Since 31 March 2022 the solvency position has improved for both Sections as a result of rising bond yields. At 31 March 2023 the actuary estimated that the Nationwide Section solvency deficit had reduced to £1,567m and the Cheshire and Derbyshire Section's deficit had reduced to £3m.

The funding level on a solvency basis is lower than on the ongoing basis as the cost of providing all members’ benefits straight away through insurance policies (pension annuities) is much higher than paying for them over the future life of the Fund. Also, insurance companies are required by law to take a very cautious approach to pricing pension annuities, which includes setting aside extra capital and reserves. In addition, their prices will include their costs and a profit margin.

In the unlikely event that the Fund is wound up and the Contingent Asset and further contributions from the Society were insufficient to meet any shortfall (for example because the Society became insolvent) additional security is provided through the Pension Protection Fund (PPF), which has been set up by the Government to assist schemes in such circumstances.
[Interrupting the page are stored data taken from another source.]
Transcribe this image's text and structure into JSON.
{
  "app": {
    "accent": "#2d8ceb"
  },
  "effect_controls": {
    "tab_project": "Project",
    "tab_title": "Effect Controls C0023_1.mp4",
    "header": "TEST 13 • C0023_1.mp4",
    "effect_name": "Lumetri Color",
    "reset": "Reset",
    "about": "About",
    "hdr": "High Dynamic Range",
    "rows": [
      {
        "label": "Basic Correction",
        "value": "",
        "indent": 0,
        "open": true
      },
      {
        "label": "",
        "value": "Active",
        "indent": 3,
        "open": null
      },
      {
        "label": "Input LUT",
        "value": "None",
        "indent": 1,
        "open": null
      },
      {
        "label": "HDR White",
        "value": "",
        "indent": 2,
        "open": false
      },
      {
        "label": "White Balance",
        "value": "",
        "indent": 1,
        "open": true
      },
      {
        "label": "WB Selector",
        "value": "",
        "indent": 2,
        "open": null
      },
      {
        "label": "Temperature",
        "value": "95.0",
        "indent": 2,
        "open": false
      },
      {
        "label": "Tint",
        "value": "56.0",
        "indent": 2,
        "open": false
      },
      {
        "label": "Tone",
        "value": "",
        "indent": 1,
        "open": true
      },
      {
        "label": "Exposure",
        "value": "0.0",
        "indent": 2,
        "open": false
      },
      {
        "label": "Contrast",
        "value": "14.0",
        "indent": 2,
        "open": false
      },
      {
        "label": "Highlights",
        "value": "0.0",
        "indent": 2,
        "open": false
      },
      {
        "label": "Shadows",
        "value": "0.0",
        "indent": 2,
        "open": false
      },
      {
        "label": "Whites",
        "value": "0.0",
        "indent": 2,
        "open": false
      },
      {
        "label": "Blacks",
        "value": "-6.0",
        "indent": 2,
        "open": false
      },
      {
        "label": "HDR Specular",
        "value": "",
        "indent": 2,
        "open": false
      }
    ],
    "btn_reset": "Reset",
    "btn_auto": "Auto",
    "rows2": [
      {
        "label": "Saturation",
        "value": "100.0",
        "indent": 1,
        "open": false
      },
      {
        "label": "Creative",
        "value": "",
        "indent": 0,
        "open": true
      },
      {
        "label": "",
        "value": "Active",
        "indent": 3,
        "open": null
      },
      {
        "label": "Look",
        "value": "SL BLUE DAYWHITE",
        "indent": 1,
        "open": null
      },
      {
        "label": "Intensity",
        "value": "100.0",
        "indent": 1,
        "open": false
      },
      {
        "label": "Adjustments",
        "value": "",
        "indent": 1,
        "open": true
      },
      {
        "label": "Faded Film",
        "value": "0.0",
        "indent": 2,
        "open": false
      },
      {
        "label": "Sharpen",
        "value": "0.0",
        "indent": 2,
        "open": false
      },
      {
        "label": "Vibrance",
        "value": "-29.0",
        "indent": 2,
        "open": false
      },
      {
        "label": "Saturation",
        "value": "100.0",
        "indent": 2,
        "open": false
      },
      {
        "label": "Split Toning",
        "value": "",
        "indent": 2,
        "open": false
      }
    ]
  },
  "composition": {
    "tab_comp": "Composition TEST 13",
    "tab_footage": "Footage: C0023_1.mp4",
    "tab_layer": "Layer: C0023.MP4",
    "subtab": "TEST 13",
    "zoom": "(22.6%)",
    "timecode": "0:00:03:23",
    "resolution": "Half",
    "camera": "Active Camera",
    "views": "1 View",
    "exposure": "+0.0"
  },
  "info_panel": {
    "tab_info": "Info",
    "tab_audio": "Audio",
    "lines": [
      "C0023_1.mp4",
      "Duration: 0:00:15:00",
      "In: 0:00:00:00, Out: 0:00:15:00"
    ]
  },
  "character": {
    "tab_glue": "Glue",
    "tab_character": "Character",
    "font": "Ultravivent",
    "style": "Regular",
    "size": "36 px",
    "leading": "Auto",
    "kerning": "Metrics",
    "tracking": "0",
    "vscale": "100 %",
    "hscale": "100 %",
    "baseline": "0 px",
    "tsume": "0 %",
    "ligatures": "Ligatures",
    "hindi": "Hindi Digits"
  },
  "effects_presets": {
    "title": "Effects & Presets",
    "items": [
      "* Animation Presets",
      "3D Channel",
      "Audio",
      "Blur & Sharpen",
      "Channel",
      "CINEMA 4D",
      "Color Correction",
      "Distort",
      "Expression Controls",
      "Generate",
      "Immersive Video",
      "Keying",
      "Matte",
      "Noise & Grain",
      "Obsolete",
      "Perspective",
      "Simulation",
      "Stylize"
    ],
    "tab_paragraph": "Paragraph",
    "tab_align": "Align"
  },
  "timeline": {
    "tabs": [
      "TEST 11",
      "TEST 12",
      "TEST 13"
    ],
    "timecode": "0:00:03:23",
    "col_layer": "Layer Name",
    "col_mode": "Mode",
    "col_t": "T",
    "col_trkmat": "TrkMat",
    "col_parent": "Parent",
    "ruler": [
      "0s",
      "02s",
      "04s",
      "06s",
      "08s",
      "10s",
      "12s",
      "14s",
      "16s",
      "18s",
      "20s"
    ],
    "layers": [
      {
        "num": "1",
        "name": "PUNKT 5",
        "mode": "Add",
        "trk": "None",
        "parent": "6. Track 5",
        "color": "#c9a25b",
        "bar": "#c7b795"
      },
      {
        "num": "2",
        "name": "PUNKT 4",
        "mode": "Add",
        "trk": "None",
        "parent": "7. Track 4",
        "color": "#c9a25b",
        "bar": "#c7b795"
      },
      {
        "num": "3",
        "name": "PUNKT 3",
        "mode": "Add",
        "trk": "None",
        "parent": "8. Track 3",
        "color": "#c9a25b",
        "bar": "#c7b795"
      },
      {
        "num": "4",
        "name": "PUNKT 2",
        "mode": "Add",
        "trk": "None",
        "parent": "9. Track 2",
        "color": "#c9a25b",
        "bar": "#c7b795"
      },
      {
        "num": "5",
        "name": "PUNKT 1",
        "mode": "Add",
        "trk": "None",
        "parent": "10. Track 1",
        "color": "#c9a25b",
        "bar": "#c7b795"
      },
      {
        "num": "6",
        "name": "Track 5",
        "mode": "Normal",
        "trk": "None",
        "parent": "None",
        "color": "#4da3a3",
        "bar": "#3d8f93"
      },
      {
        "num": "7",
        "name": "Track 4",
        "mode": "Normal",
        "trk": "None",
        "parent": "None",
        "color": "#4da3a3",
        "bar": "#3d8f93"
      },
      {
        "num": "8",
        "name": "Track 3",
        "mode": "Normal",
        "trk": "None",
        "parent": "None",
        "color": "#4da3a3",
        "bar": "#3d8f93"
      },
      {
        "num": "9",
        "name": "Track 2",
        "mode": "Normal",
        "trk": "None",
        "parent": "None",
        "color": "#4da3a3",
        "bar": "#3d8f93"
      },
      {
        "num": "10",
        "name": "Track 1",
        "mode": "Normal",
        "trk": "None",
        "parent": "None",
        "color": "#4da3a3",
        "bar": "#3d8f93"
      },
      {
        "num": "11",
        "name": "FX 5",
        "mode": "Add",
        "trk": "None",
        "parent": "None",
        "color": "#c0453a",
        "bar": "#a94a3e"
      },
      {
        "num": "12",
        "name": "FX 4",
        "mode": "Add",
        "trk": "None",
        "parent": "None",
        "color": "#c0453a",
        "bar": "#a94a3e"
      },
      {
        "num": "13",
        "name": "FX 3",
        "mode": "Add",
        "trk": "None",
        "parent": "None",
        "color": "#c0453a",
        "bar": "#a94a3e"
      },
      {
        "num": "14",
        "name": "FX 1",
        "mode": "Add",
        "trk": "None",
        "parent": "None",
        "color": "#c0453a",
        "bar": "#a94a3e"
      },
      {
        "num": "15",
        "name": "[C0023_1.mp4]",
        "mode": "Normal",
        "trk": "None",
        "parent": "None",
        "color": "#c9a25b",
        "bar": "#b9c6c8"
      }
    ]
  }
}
The PPF would normally take over the Fund and pay compensation to members. More information is available on their website at www.ppf.co.uk

Why do we include information about the Fund winding up?

This is a legal requirement. It doesn’t mean the Society is thinking of winding up the Fund, or that the Trustee has any reasons to expect the Society to become insolvent.

Other information required by legislation

Legislation requires the Trustee to say whether any surplus funds have been paid to the Society from the Fund in the period since the last Summary Funding update was issued. The Trustee can confirm that there has not been any such payment over the period. The Trustee can also confirm that the Fund has not been modified by The Pensions Regulator, or had any directions or Schedule of Contributions imposed by it.